All of the facts have been stipulated and are found accordingly.

Petitioner is a corporation, incorporated under the laws of the State of Maryland on February 18, 1949, with its principal office in Baltimore, Maryland. Petitioner was organized and incorporated by Albert Stark and Harry Bart, both of whom owned substantially all the stock of the petitioner during the years involved in this proceeding.

Cross Country Manor, Inc., sometimes*269 hereinafter referred to as Cross Country, a corporation affiliated with petitioner, was incorporated under the laws of the State of Maryland on April 14, 1949. Cross Country has a total authorized capital stock of 3,100 shares, of which 3,000 shares are common stock with no par value and having exclusive voting rights, and 100 shares of preferred stock with $1 par value.

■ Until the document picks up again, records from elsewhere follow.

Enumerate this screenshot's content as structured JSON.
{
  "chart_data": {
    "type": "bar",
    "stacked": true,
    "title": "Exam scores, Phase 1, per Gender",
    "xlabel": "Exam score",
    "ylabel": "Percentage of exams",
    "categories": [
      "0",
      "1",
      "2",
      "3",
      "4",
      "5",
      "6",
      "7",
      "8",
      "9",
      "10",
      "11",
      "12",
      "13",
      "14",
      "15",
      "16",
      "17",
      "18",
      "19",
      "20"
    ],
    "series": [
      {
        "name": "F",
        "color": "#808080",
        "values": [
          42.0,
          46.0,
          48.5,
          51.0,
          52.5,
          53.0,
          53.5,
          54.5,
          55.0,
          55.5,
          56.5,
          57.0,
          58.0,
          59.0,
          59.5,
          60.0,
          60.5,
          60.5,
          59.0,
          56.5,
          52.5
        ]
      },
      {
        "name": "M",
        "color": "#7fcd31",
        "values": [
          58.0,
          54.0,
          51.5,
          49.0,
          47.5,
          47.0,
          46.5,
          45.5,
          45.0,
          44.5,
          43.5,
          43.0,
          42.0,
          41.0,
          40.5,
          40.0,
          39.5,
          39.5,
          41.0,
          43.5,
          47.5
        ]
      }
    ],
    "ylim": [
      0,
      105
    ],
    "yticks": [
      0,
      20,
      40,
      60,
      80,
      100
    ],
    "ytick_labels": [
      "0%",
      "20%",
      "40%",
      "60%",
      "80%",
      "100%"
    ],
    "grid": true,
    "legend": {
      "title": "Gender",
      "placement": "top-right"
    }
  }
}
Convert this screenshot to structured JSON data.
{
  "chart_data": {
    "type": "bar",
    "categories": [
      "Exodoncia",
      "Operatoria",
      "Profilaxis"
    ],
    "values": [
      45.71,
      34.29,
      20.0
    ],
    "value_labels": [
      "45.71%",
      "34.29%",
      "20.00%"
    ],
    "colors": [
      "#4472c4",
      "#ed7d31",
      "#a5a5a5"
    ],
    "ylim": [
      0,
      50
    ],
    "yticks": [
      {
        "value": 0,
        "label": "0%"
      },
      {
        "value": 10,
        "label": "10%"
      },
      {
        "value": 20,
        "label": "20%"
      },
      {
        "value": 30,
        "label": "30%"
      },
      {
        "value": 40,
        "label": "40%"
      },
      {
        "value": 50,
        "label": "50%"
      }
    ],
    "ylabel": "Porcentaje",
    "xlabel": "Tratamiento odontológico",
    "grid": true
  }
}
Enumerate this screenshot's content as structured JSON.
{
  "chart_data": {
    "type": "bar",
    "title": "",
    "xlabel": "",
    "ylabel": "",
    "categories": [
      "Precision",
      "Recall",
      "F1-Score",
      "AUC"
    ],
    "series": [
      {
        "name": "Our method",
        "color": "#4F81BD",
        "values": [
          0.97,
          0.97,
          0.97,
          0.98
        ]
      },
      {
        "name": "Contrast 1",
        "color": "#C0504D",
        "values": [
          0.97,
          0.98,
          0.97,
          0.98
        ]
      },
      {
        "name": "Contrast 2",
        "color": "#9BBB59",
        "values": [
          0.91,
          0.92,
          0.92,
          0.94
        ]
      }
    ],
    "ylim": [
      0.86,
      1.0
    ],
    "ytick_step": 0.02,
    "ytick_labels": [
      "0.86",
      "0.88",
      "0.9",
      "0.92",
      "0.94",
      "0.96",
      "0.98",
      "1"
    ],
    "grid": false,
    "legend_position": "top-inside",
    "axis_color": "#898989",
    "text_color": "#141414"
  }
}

Harford Manor Apartments Corporation, sometimes hereinafter referred to as Harford, an affiliate of both Cross Country and petitioner, was incorporated under the laws of the State of Maryland on April 29, 1949. Harford's total authorized capital stock is 3,100 shares consisting of 500 shares of Class A common stock having a par value of $500 per share, 2,500 shares of Class B common stock with no par value, and 100 shares of preferred stock having a par value of $1 per share. The Class A common stock and preferred stock are without voting rights and are preferred as to dividends.

On or about February 1, 1950, petitioner agreed to build an apartment house for Harford for a contract price of $2,057,400. A mortgage loan in the amount of the contract price was secured by Harford and was guaranteed under section 802*270 of the National Housing Act.

On June 27, 1950, petitioner acquired 2,500 shares (all of the voting stock) of Class B common stock of Harford. The only other outstanding stock of Harford was 100 shares of preferred stock issued to the Federal Housing Administration. Pursuant to the terms of the National Housing Act the stock issued to the Federal Housing Administration was nonvoting but acquired the right to elect directors only in the event of certain specific defaults. When such defaults are cured or waived, the right to elect directors again vests exclusively in the holders of the common stock.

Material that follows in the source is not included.